Malik awoke in a cell, the only light coming from a flickering torch far out of his reach. Dark stone walls surrounded him on all sides, save for a door made of thick iron bars, and the putrid smells of rot and human waste choked his throat. Though his head throbbed in pain where the Sentinel had hit him, Malik was otherwise uninjured. Thick ivory manacles bound his hands together, though his feet had been left free.

He instinctively reached for his magic, but where the threads of power should have been, there was instead a heavy, muted feeling, like someone had stuffed cotton into his lungs. Panic pooled in his chest; were the chains doing this? The Mark slithered up and down his arm—at least he still had that, but it was useless when he couldn’t move his hands.

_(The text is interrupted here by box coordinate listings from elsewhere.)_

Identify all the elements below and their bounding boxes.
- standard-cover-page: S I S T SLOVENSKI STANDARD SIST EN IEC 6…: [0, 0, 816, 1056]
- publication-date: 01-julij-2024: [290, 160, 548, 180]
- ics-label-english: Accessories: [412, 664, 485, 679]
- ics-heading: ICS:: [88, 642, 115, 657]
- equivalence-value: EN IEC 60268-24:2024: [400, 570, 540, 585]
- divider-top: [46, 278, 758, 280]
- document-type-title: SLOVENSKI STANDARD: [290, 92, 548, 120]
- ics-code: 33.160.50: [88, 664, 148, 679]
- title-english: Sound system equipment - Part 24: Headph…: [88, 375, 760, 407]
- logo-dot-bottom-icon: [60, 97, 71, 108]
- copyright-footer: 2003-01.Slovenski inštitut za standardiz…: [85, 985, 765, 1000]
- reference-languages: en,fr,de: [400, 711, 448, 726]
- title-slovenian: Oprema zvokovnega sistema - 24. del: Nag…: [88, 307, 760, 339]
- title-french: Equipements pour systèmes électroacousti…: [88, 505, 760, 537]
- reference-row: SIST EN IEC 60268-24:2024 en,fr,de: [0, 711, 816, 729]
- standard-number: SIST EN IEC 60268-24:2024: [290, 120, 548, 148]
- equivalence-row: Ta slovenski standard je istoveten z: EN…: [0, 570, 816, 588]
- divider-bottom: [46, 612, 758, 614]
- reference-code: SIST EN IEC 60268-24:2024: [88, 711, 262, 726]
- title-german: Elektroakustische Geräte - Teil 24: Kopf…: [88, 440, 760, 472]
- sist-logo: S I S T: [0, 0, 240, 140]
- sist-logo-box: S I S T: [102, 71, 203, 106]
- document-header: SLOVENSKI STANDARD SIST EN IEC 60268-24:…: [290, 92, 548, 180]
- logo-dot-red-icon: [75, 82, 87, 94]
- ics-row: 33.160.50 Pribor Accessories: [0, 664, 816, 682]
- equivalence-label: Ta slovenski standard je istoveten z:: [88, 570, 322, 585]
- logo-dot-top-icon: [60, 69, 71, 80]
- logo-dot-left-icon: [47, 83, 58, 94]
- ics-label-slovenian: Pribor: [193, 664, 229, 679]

Slowly, the memory of what had occurred on the roof of the Sun Temple returned to him. The kiss that had seared through his body. The fatal blow that hadn’t murdered Karina.

Idir had lied. Instead of killing Karina, the spirit blade had shattered whatever force had kept the obosom trapped. Malik had thought the grim folk could not take physical shape inside the human world, but clearly Idir had done so before if he had married and then fought Bahia Alahari.

Now the obosom was free to wreak vengeance against the city he had once helped build. And Malik had made it possible for him to do so.

Malik couldn’t summon the energy for outrage, or even despair. It had taken all that he had to kill Karina, and it still had not been enough to save Nadia.

He had not been enough to save Nadia.

There was nothing left to fight now, no trick left to try.

So instead Malik closed his eyes and stopped fighting. He prayed to the Great Mother to make Nadia’s death painless, even if it meant his taking twice as long. He prayed that Leila had found a way to escape from wherever they held her and save Nadia after he had failed them both time and time again.

After countless minutes, footsteps echoed through the dungeon’s walls. “Is this where it ends, man-pup?”

At this point, Malik wasn’t even shocked that Nyeni had found her way to this prison. After all the incredible things he’d seen the griot do, sneaking past a few dozen guards was child’s play.

Of course it would not be enough for the griot that she’d won. Now she had to come rub his failure in his face as well.

Nyeni sighed. “I expected better from you. That being said, you have made it further than anyone could have predicted.”

“It doesn’t matter.”

Nyeni tilted her head. “So every single thing you’ve done until now hasn’t mattered? What about that boy you helped during Solstasia Eve? Did he not matter?”

Malik’s eyes cracked open, and he had to focus hard to see Nyeni staring at him through the bars of his cell. They had never met until that fateful day a week ago, yet he couldn’t shake the feeling that the griot had been watching him for far longer.

“Why do you keep following me?” he asked, his voice hoarse.

“Like all good storytellers, once I start a tale, I see it through to the end. Answer my question.”

Malik sighed. “Helping one person won’t fix everything I’ve ruined.”

“That may be true. But it’s also true that to aid even one person is to save an entire world.”

Nyeni knelt until she was level with Malik, and her eyes glowed with the otherworldly blue that had once terrified him. “You are not strong in body, no. No one will ever sing songs about your physical prowess. But you are kind, Malik Hilali. Do not underestimate the strength it takes to be kind in a world as cruel as ours.”

Malik shifted, the chains peeling away skin from his already raw wrists. He knew in his heart that the griot was wrong.